Example – Cut-off Test:

Goods worth ₹3,00,000 were dispatched on 29th March. The invoice was raised on 2nd April (next year). Question: Should the debtor be included in the 31st March balance sheet?

Answer: YES — because the goods were dispatched (risk & reward transferred) BEFORE year-end. The invoice date is irrelevant. The auditor should identify this through the shipping log vs. invoice date comparison and ensure the receivable is recorded at 31st March.

Conversely: Goods dispatched on 3rd April with invoice dated 30th March → debtor should NOT be in the 31st March balance sheet.

### Example 2

Example – Bill-and-Hold Test:

Audit team finds an invoice for ₹10,00,000 dated 28th March to Customer X, but the shipping log shows no dispatch. When queried, management says 'the customer asked us to hold the goods.' Procedure: Obtain written agreement from Customer X confirming the bill-and-hold arrangement, check if Customer X has accepted risk of ownership, verify the goods are separately identified as Customer X's goods.
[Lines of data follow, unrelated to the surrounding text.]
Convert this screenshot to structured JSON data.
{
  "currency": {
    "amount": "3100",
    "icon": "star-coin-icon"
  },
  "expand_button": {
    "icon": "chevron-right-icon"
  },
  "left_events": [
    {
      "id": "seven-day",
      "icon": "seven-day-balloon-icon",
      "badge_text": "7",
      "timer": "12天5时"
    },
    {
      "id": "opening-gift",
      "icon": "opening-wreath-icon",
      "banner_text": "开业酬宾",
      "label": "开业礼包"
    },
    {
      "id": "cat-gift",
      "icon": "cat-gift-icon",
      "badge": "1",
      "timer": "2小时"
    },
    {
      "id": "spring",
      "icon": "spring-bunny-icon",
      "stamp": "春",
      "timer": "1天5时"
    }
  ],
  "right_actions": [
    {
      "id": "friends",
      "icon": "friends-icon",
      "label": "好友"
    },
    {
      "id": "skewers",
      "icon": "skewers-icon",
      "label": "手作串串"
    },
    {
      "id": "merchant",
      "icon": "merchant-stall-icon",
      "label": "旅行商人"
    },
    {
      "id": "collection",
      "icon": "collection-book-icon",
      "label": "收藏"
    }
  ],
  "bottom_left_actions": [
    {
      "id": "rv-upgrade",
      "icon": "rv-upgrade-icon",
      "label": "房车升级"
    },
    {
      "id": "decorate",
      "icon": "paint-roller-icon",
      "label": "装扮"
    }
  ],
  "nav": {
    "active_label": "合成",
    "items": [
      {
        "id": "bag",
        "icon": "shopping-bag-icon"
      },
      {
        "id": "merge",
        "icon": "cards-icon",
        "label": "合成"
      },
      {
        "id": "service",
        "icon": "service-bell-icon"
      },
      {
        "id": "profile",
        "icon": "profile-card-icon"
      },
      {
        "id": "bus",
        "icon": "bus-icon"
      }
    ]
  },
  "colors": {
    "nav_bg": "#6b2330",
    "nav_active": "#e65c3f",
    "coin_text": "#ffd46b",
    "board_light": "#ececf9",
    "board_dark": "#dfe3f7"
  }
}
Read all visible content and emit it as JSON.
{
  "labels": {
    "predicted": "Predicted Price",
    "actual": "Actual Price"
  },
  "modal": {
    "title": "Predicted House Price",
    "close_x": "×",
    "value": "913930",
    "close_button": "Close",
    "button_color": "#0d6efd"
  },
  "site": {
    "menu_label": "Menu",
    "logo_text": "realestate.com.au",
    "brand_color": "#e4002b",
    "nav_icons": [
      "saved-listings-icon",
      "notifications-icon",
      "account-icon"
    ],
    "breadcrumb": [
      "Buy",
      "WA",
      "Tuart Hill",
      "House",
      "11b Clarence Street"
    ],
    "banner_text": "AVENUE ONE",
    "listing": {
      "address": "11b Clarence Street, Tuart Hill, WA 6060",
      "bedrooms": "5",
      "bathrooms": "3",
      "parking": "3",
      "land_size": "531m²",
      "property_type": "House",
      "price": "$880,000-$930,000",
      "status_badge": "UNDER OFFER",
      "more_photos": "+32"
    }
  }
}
If these conditions are not met, the sale should not be recognised.

⚠️ Common exam mistakes

  • Using the invoice date as the cut-off date instead of the dispatch/shipping date — revenue is recognised on transfer of risk & reward, not on invoice generation.
  • Ignoring bill-and-hold arrangements — these are a classic area for revenue manipulation at year-end.
  • Testing only the last day's invoices instead of the last 3–5 days — errors are spread across multiple days near year-end.
  • Failing to inspect the shipping log — without cross-referencing invoice dates to actual dispatch dates, cut-off errors remain undetected.
  • Not checking whether last-day dispatches are recorded in the current year's revenue books.